Shortly after I arrived to their home, I took off my shoes and curled on the couch as my children went to play with their cousins. I was exhausted and needed some rest and this was the one place where I can feel free enough to sleep well and be attended to. When I returned home, I tried to do research on when it became a norm in America and other western countries for children to start leaving their parents’ homes at age eighteen – a custom that easterners cannot fathom.
I couldn’t find the answer to that, but a report published in London, co-written by associate professor Enrico Moretti of the University of California-Berkeley, found that eight in 10 Italian men ages 18 to 30 live with their parents, compared with one in five in Great Britain and one in four in the USA. There were a lot of articles discussing the fact that these days a lot of adult children (14 million) are still living at home for economic reasons.

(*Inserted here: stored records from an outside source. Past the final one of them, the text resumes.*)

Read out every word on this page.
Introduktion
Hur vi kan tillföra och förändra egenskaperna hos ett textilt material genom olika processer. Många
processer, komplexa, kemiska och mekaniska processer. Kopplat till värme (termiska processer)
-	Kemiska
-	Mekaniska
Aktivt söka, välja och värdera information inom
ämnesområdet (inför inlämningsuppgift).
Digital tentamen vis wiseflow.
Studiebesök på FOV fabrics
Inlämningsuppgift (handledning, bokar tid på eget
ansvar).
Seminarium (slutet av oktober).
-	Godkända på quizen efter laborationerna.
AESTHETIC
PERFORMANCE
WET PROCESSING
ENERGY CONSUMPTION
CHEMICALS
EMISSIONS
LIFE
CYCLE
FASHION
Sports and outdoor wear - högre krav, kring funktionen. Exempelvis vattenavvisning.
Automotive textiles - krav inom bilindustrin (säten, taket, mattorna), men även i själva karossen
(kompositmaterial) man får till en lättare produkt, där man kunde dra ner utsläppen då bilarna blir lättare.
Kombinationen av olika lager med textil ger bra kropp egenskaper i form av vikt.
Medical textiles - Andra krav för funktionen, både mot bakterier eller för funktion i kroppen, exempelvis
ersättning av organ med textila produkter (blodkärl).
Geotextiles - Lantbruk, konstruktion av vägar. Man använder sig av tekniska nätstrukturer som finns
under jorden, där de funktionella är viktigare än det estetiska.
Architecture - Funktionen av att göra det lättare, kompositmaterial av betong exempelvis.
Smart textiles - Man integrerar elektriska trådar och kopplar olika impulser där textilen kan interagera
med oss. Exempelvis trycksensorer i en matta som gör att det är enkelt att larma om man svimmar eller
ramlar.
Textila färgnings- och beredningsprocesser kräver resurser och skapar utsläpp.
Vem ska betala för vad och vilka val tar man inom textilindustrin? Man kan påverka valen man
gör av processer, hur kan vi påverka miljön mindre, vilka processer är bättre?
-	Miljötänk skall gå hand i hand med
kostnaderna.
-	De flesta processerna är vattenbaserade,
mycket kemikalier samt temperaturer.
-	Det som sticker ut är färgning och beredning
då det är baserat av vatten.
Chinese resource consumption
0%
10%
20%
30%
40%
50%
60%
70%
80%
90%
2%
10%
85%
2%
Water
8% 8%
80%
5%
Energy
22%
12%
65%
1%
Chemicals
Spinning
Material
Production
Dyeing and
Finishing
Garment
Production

Dr. Phil has an article out called “Steps to Independence: How to Get your Adult Child Living on their Own” where he talks about the simple steps both parents and their kids need to take to make their lives more productive, fulfilling and healthy.
But what better way is there to have a more productive, fulfilling and healthy lifestyle than when you grow up amongst children and elders, amongst birth and death? This type of lifestyle can teach a person the type of independence, responsibility, love, cooperation, maturity, and respect that no book, class, school or doctor can teach.